Published: 2024, Last Modified: 13 May 2025CVPR 2024EveryoneRevisionsBibTeXCC BY-SA 4.0

Abstract: In Visual Question Answering (VQA), recognizing and localizing entities pose significant challenges. Pretrained vision-and-language models have addressed this problem by providing a text description as the answer. However, in visual scenes with multiple entities, textual descriptions struggle to distinguish the entities from the same category effectively. Consequently, the VQA dataset is limited by the limitations of text description and cannot adequately cover scenarios involving multiple entities.

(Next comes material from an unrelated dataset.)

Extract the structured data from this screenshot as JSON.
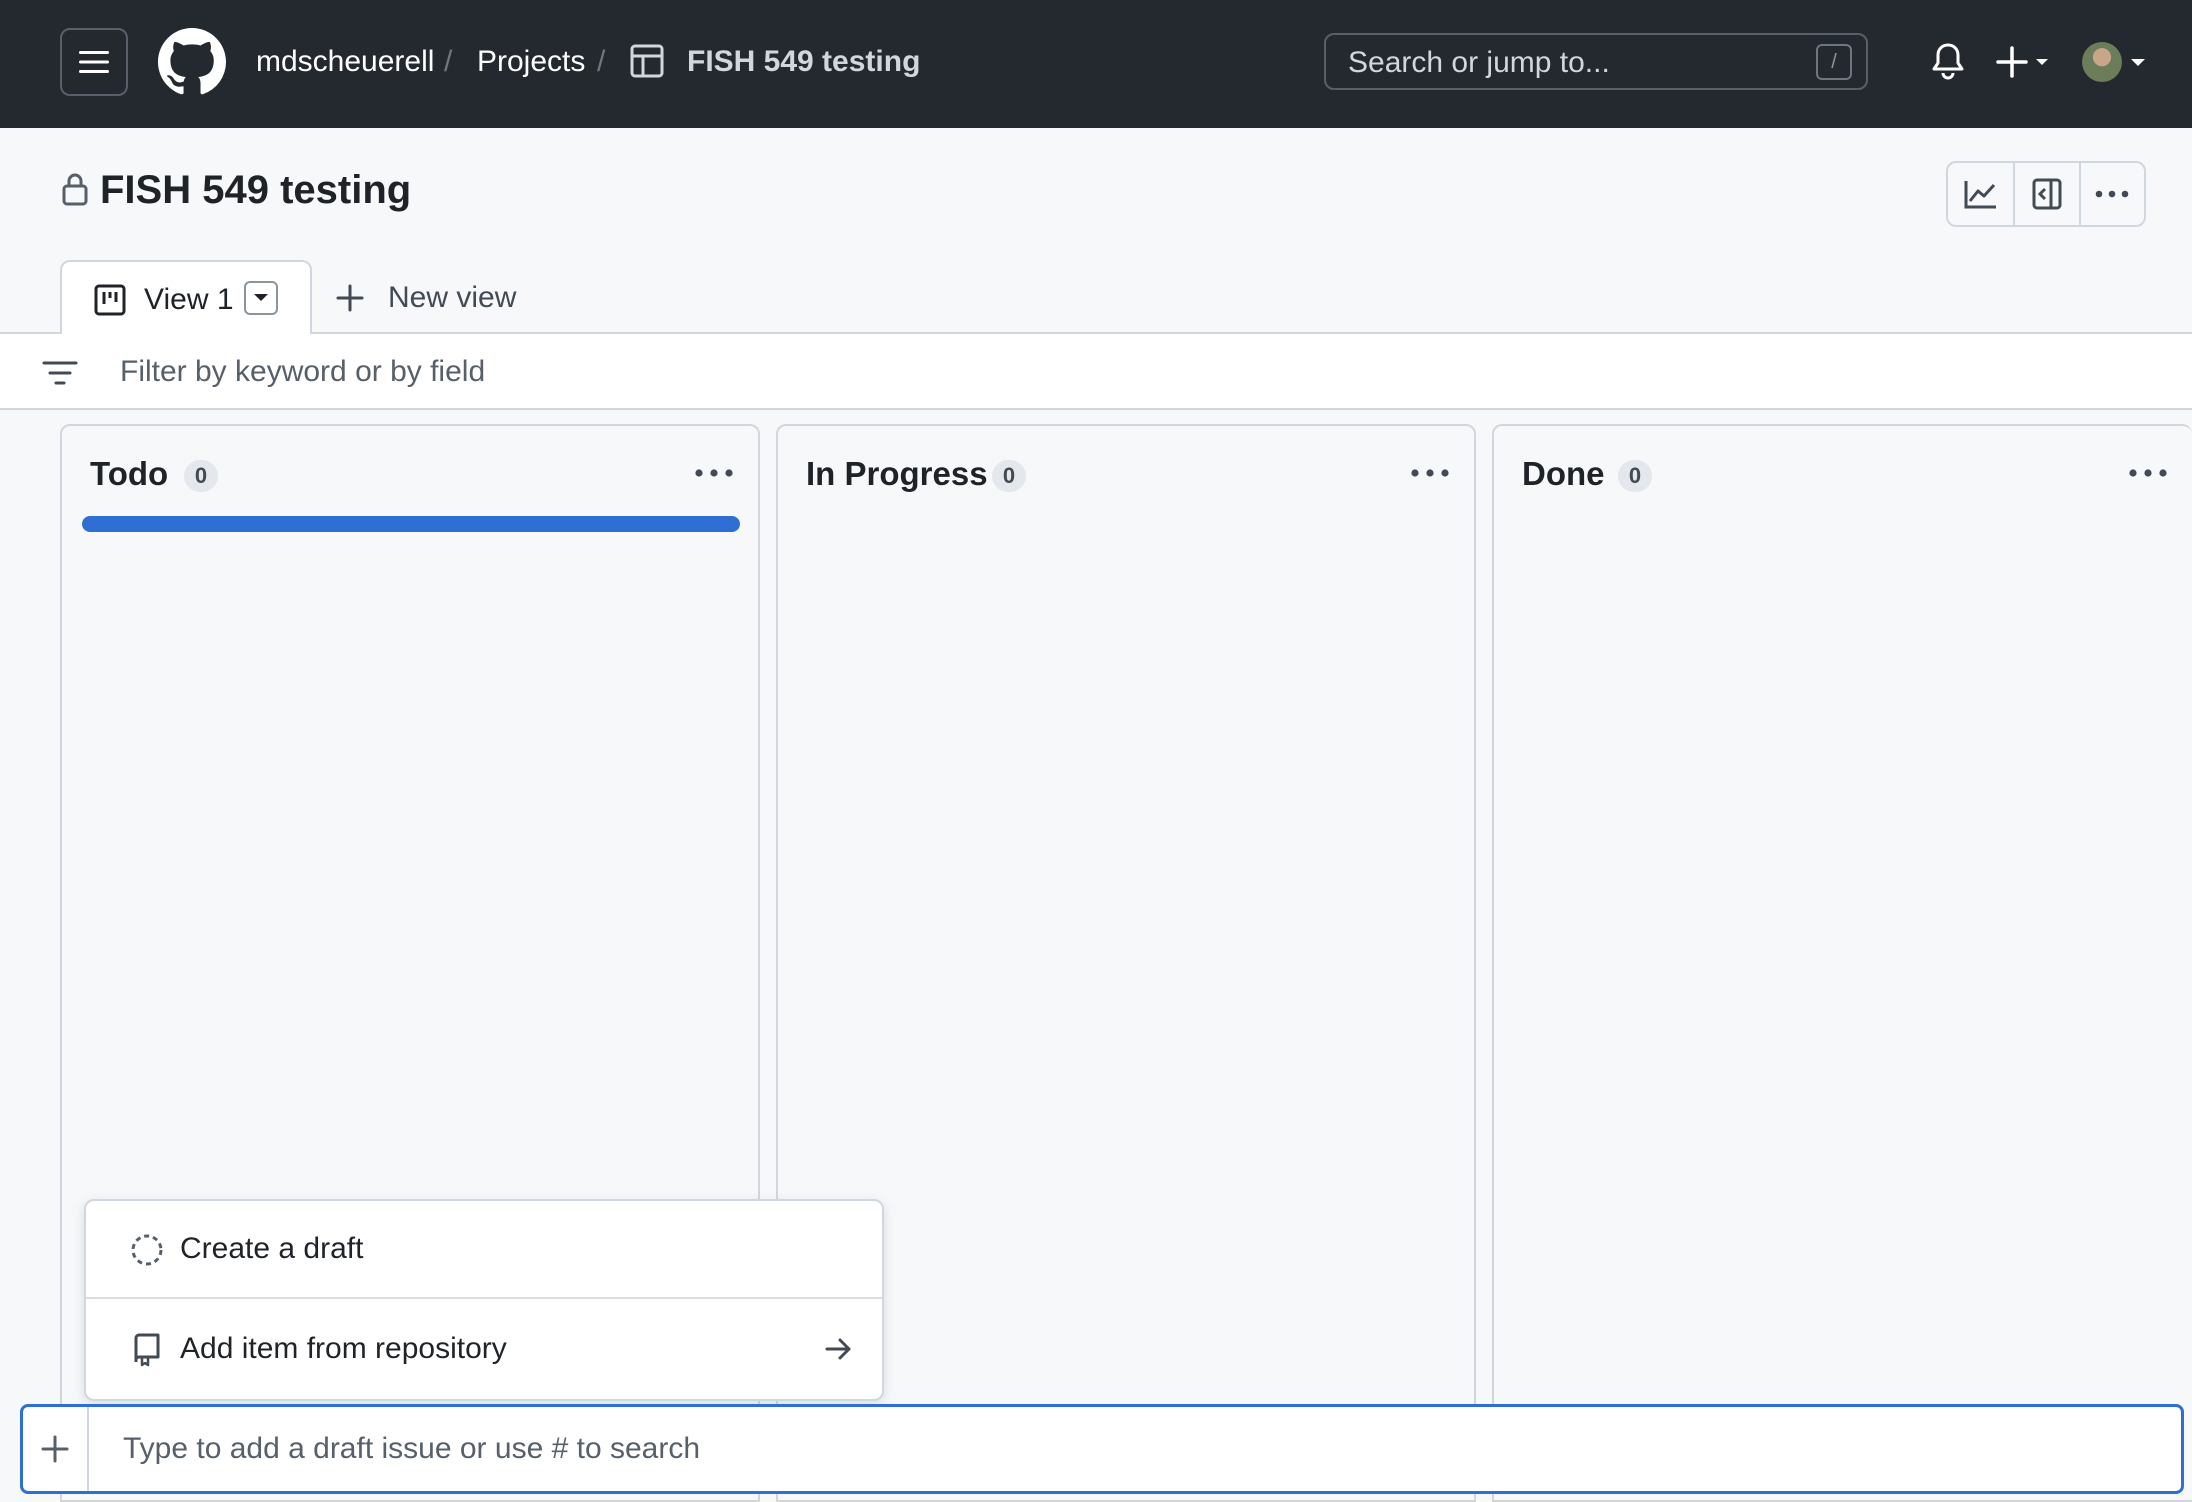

To address this challenge, we introduce a Mask for Align (Mask4Align) method, which can determine the entity's position in the given image that best matches the user-input question. This method incorporates colored masks into the image, enabling the VQA model to handle discrimination and localization challenges associated with multiple entities. To process an arbitrary number of similar entities, Mask4Align is designed hierarchically to discern subtle differences, achieving precise localization. Since Mask4Align directly utilizes pre-trained models, it does not introduce additional training overhead. Extensive experiments conducted on both the gaze target prediction task dataset and our proposed multi-entity localization dataset showcase the superiority of Mask4Align. Code and dataset are available at https://github.com/haoquanzhang/mask4align.